Al lado de la escalera hay unas margaritas tirando a malva que se abren y se cierran según la luz o que llueva o no. Yo en cambio pongo unos cacharros con alpiste y me los desprecian los gorriones, las lavanderas y los mirlos del escayal de la ladera del monte, los verderones, los jilgueros y hasta la pareja de urracas que tiene su nido en la laurela. Hace tiempo, probé con nidos artificiales, de madera y paja, pero tampoco quisieron nada conmigo. Sólo unas golondrinas, accedieron estos últimos años a cobijar su nido bajo el alar del tejado. Y han vuelto, que me gusta verlas correr, la familia entera de las lagartijas de cada verano, permanecen las arañas de siempre y parece que hemos logrado erradicar a los caracoles que se comían con tantísima fruición las hojas de los acantos.

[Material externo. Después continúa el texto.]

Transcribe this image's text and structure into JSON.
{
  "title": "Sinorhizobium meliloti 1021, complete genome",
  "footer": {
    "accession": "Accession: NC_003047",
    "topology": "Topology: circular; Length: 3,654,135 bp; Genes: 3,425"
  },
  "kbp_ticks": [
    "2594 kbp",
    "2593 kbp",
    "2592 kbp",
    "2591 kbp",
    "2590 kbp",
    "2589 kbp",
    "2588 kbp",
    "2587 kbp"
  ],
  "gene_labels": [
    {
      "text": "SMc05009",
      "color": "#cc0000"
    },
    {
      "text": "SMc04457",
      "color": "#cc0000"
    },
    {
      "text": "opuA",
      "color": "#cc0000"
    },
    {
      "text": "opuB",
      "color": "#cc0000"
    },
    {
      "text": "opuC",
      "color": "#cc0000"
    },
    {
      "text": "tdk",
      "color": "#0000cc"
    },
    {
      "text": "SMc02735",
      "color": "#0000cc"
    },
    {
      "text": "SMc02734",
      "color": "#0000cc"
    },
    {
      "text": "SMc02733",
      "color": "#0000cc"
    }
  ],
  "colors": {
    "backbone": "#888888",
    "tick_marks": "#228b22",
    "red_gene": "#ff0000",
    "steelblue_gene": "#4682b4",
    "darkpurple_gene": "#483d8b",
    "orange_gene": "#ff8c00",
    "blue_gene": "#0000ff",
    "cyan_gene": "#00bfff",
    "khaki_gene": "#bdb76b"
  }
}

Imposible lograr que sobreviva una buganvilla. Ya se secaron como media docena. Siempre me han gustado las casas semivestidas de hiedra. Por la parte de atrás, junto a la ladera, hemos puesto un banco de madera para aprovechar la sombra en verano, ahora que hay estos agobiantes veranos podridos de humedad durante que hay días que parece que se respira mermelada de aire y se suda en cuanto se sale del agua. La sombra huele a limones. Los limones juegan a esconderse casi entre las hojas. Mi mujer ha plantado un muro de hortensias, que, año tras año, han ido perdiendo color.
Es solo un rincón, pero cerrando los ojos puedes imaginar un jardín. Me gustan los jardines, pero no por las flores, que también, sino por sus posibles rincones donde es posible refugiarse a jugar con la imaginación, la memoria y la razón. La razón es menos propensa que la traviesa imaginación. la memoria, inexorable, nos traza la línea de puntos de nuestros errores. ¿Por qué, si en teoría somos animales racionales, no puede nuestra vida haber seguido la traza neta y limpia de una línea desnuda? ¿Por qué estos quiebros, fallos, fracasos?¿por qué estas roturas con nosotros mismos?
Un rincón donde se deja entrar a la memoria, de pronto, puede convertirse en un sótano inquisitorial, donde oscuros verdugos y sayones de mirada triste nos devuelven al miedo nocturno de los niños.